Clinical Trial

Disease: Relapsed or Refractory B-cell Malignancies, (NCT03229876)

Disease info:

B-cell malignancies are cancers that arise from abnormalities in B cells, and include B-cell lymphomas and leukaemias. While leukaemias typically originate in the bone marrow and spread through the bloodstream, lymphomas usually originate in the lymph nodes or the spleen and spread through the lymphatic system.

There are more than 70 known types of B-cell lymphoma, and these make up approximately 85 % of all cases of non-Hodgkin lymphomas in the United States. NHL is one of the most common cancers in the United States, accounting for about 4% of all cancers. B-cell lymphomas may grow and spread slowly with few symptoms (also known as indolent lymphoma) or may be very aggressive with severe symptoms. Other common types of B-cell lymphoma include:

  • Diffuse large B-cell lymphoma (DLBCL)
  • Follicular lymphoma
  • Chronic lymphocytic leukaemia (CLL) /small lymphocytic lymphoma (SLL)
  • Mantle cell lymphoma (MCL)
  • Marginal zone lymphomas
  • Burkitt lymphoma

In leukaemia, the bone marrow produces abnormal levels of white blood cells. B-cell acute lymphoblastic leukaemia (B-ALL) is an aggressive leukaemia in which too many B-cell lymphoblasts (immature white blood cells) are found in the bone marrow and blood. B-ALL is the most common type of ALL. Note that B-ALL is also called B-cell acute lymphocytic leukaemia and precursor B-lymphoblastic leukaemia. 

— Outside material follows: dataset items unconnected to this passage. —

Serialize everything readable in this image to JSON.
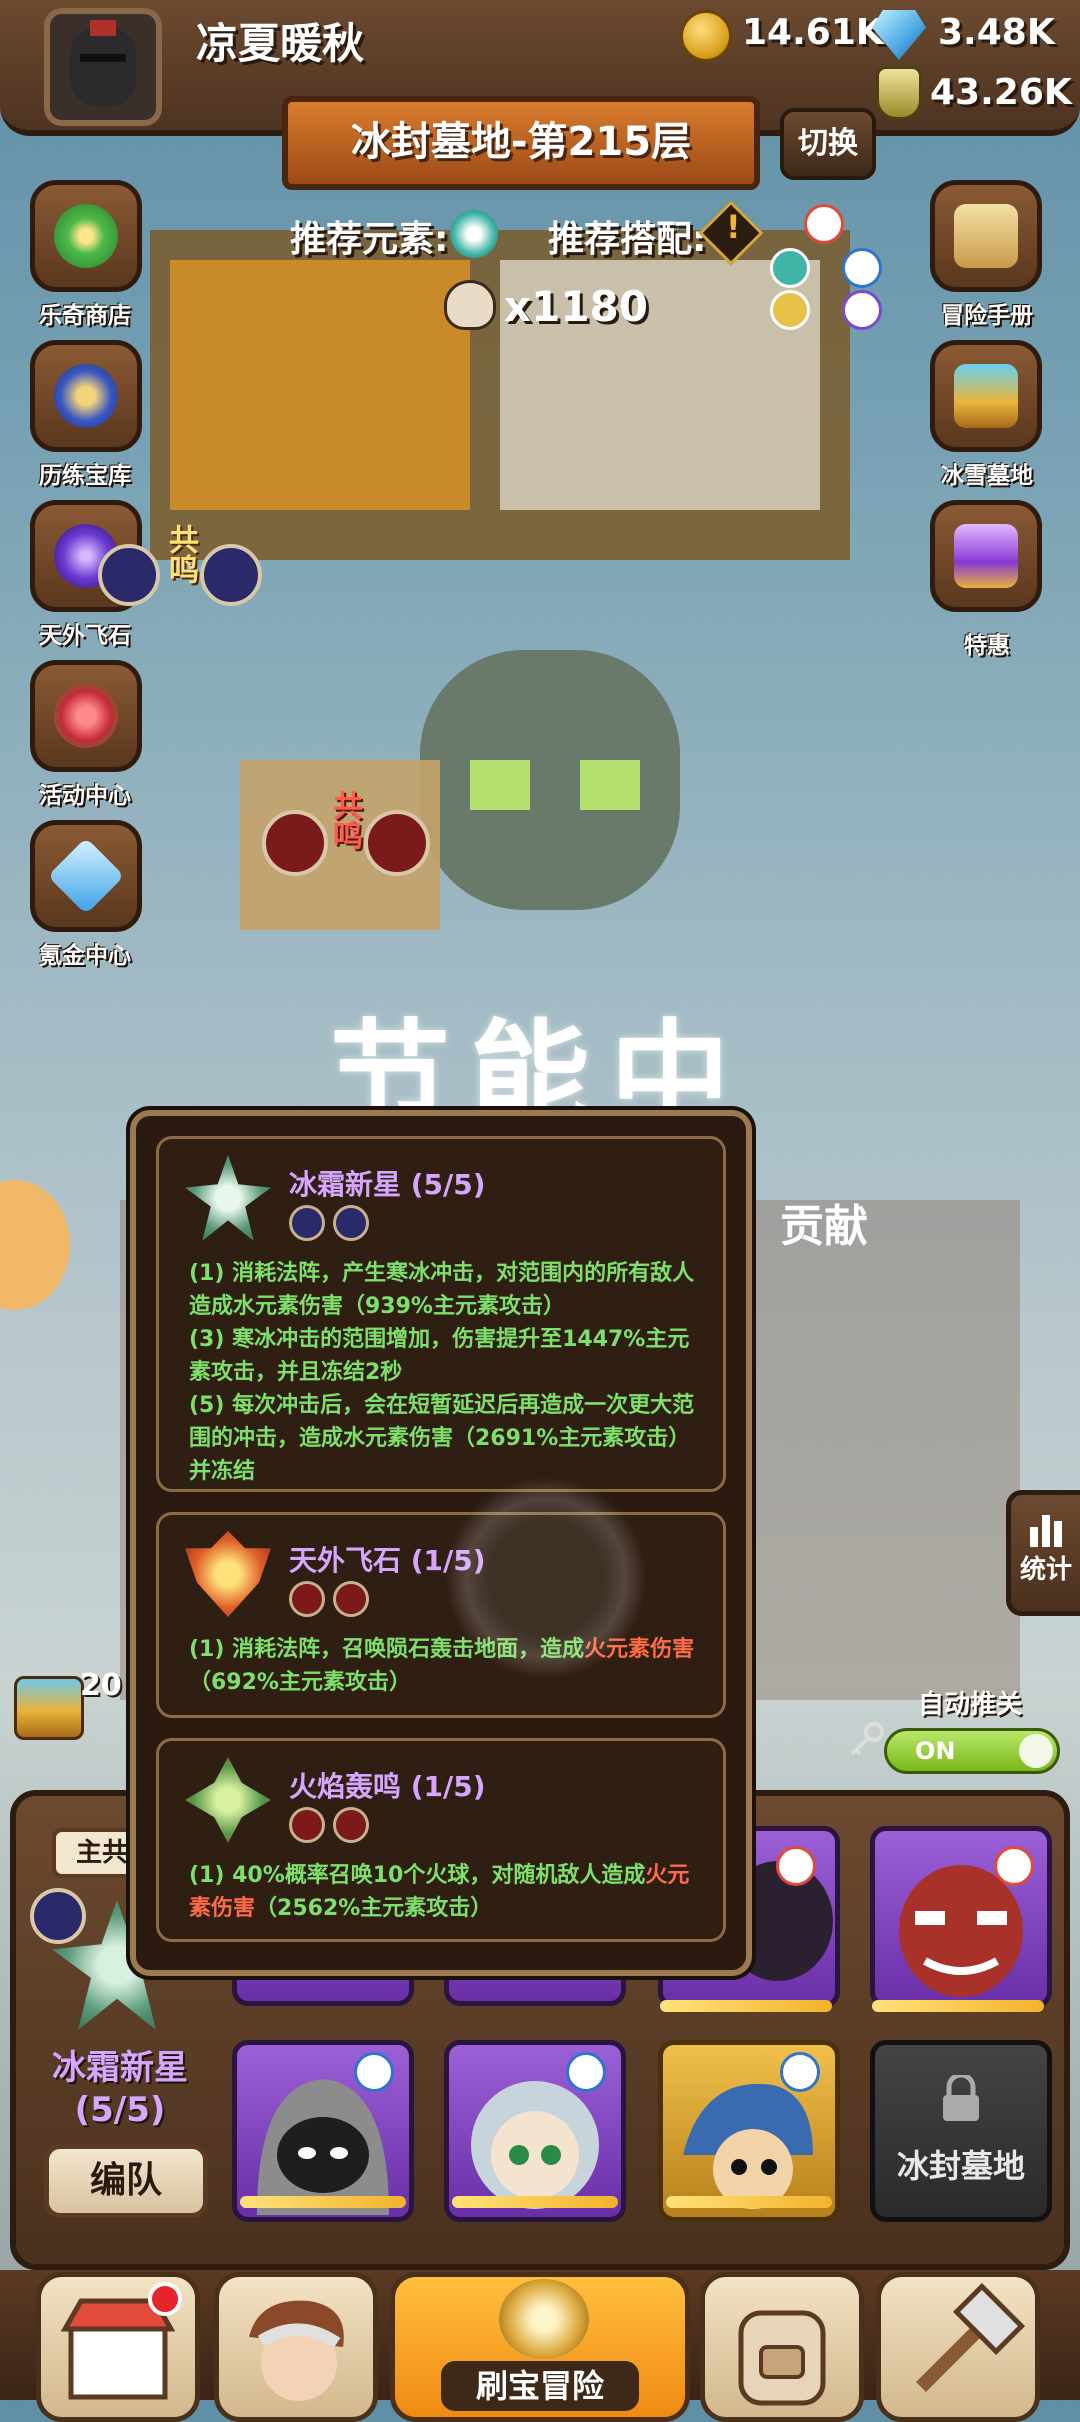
{
  "header": {
    "username": "凉夏暖秋",
    "gold": "14.61K",
    "diamonds": "3.48K",
    "potions": "43.26K"
  },
  "stage": {
    "title": "冰封墓地-第215层",
    "switch_label": "切换",
    "recommend_element_label": "推荐元素:",
    "recommend_combo_label": "推荐搭配:",
    "kill_count": "x1180"
  },
  "left_menu": [
    "乐奇商店",
    "历练宝库",
    "天外飞石",
    "活动中心",
    "氪金中心"
  ],
  "right_menu": [
    "冒险手册",
    "冰雪墓地",
    "特惠"
  ],
  "resonance_label": "共鸣",
  "overlay": {
    "energy_saving": "节能中",
    "contribution": "贡献"
  },
  "stats_button": "统计",
  "auto_recommend": {
    "label": "自动推关",
    "toggle": "ON"
  },
  "chest_count": "20",
  "tooltip": {
    "skills": [
      {
        "name": "冰霜新星 (5/5)",
        "desc": [
          "(1) 消耗法阵，产生寒冰冲击，对范围内的所有敌人造成水元素伤害（939%主元素攻击）",
          "(3) 寒冰冲击的范围增加，伤害提升至1447%主元素攻击，并且冻结2秒",
          "(5) 每次冲击后，会在短暂延迟后再造成一次更大范围的冲击，造成水元素伤害（2691%主元素攻击）并冻结"
        ]
      },
      {
        "name": "天外飞石 (1/5)",
        "desc_a": "(1) 消耗法阵，召唤陨石轰击地面，造成",
        "desc_fire": "火元素伤害",
        "desc_b": "（692%主元素攻击）"
      },
      {
        "name": "火焰轰鸣 (1/5)",
        "desc_a": "(1) 40%概率召唤10个火球，对随机敌人造成",
        "desc_fire": "火元素伤害",
        "desc_b": "（2562%主元素攻击）"
      }
    ]
  },
  "team": {
    "tab_label": "主共",
    "main_skill": "冰霜新星",
    "main_skill_level": "(5/5)",
    "formation_button": "编队",
    "locked_slot_label": "冰封墓地"
  },
  "bottom_nav": {
    "active_label": "刷宝冒险"
  },
  "colors": {
    "accent_orange": "#f08a12",
    "skill_name_purple": "#d6a6ff",
    "desc_green": "#7ee06a",
    "fire_red": "#ff6b4a",
    "toggle_green": "#9fdc3a"
  }
}
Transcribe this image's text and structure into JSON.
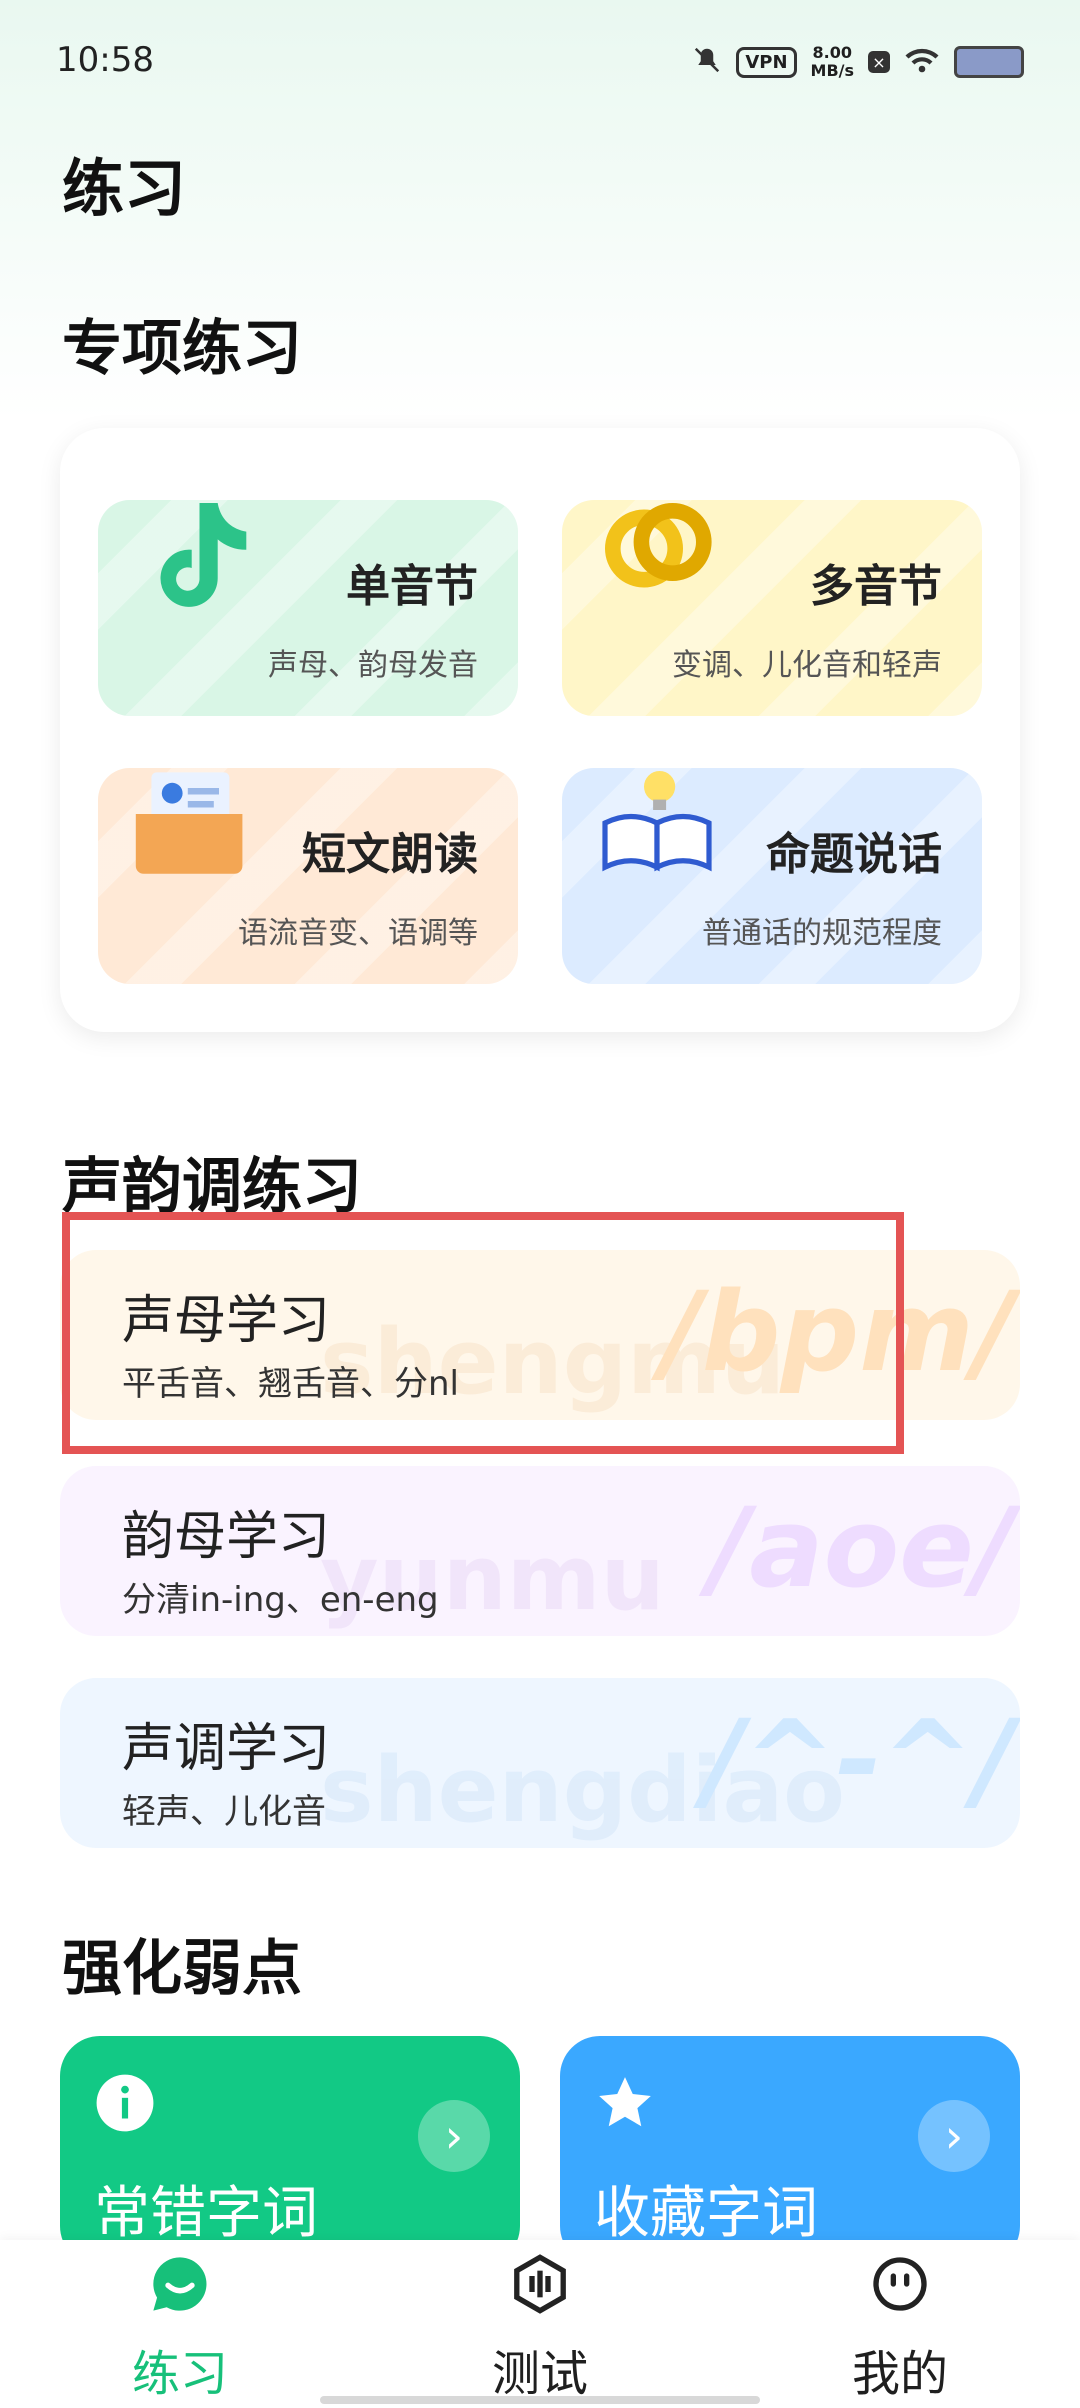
{
  "status_bar": {
    "time": "10:58",
    "vpn": "VPN",
    "speed_value": "8.00",
    "speed_unit": "MB/s"
  },
  "page": {
    "title": "练习"
  },
  "special_practice": {
    "section_title": "专项练习",
    "tiles": [
      {
        "title": "单音节",
        "subtitle": "声母、韵母发音",
        "icon": "music-note-icon",
        "bg": "#d9f6e6"
      },
      {
        "title": "多音节",
        "subtitle": "变调、儿化音和轻声",
        "icon": "ring-links-icon",
        "bg": "#fff6c8"
      },
      {
        "title": "短文朗读",
        "subtitle": "语流音变、语调等",
        "icon": "envelope-icon",
        "bg": "#ffe9d6"
      },
      {
        "title": "命题说话",
        "subtitle": "普通话的规范程度",
        "icon": "book-bulb-icon",
        "bg": "#dcebff"
      }
    ]
  },
  "tone_practice": {
    "section_title": "声韵调练习",
    "items": [
      {
        "title": "声母学习",
        "subtitle": "平舌音、翘舌音、分nl",
        "watermark": "/bpm/",
        "ghost": "shengmu",
        "bg": "#fff7ea",
        "accent": "#ffe1bd"
      },
      {
        "title": "韵母学习",
        "subtitle": "分清in-ing、en-eng",
        "watermark": "/aoe/",
        "ghost": "yunmu",
        "bg": "#faf3ff",
        "accent": "#eedcff"
      },
      {
        "title": "声调学习",
        "subtitle": "轻声、儿化音",
        "watermark": "/^-^/",
        "ghost": "shengdiao",
        "bg": "#eef6ff",
        "accent": "#cfe8ff"
      }
    ]
  },
  "weak_points": {
    "section_title": "强化弱点",
    "cards": [
      {
        "label": "常错字词",
        "icon": "info-icon",
        "color": "#12c985"
      },
      {
        "label": "收藏字词",
        "icon": "star-icon",
        "color": "#3aa8ff"
      }
    ]
  },
  "bottom_nav": {
    "items": [
      {
        "label": "练习",
        "icon": "chat-smile-icon",
        "active": true
      },
      {
        "label": "测试",
        "icon": "test-hex-icon",
        "active": false
      },
      {
        "label": "我的",
        "icon": "profile-face-icon",
        "active": false
      }
    ],
    "active_color": "#17c07a"
  }
}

Relapsed refers to when a patient has received active treatment, went off treatment and then the disease came back, whereas refractory refers to disease that is progressing despite active treatment.



NHL accounts for about 4% of all cancers in the U.S. The American Cancer Society estimates 80,550 people will be diagnosed with NHL in 2023. ALL accounts for less than 1% of all cancers in the U.S., with 6,540 new cases estimated in the U.S. in 2023.
Official title:
A Safety and Efficacy Study of CD19-UCART (Allogeneic Engineered T-cells Expressing Anti-CD19 Chimeric Antigen Receptor) in Patients With Relapsed or Refractory B-cell Hematologic Malignancies

Principal Investigators:

Yi Zhang, Professor., First Affliated Hospital of Zhengzhou University

He Huang, Professor, First Affliated Hospital of Zhejiang University


The First Affiliated Hospital of Zhengzhou University

Second Xiangya Hospital of Central South University

First Affiliated Hospital of Zhejiang University


China, Henan

First Affliated Hospital of Zhengzhou University, Zhengzhou, Henan, China, 450052


China, Zhejiang

First Affliated Hospital of Zhejiang University, Hangzhou, Zhejiang, China, 310003

Study start:
Jun. 1, 2019
20 participants
Gene editing method:
Type of edit:
Gene knock-out
T Cell Receptor Alpha Constant (TRAC), Human Leukocyte Antigen (HLA-I)
Delivery method:
- Ex-vivo
IND Enabling Pre-clinical
Phase I Safety
Phase II Safety and Dosing
Phase III Safety and Efficacy

Status: Suspended


The purpose of this study is to evaluate the safety and efficacy of ascending doses of CD19-UCART in patients with relapsed or refractory B-cell hematological malignancies. In specific, th primary outcome will be to:

a. monitor the occurrence of study related adverse events that are "possibly", "likely", or "definitely" related to the study treatment any time from the first day of treatment until week 24.

b. monitor possbile epithelial damage of target organs including skin, liver, gastrointestinal tract within 14-42 days.

c. evaluate the duration of in vivo survival of CD19-CART cells also defined as "engraftment".

CD19-UCART is a kind of "off-the-shelf" product originated from health donor'saperipheral bloodmononuclear cell (PBMC). All patients will be treated with 1 injection of CD19-UCART and each CD19-UCART injection will be administered at Day 0. A conditioning therapy with cyclophosphamide and fludarabine will be conducted before CD19-UCART injection.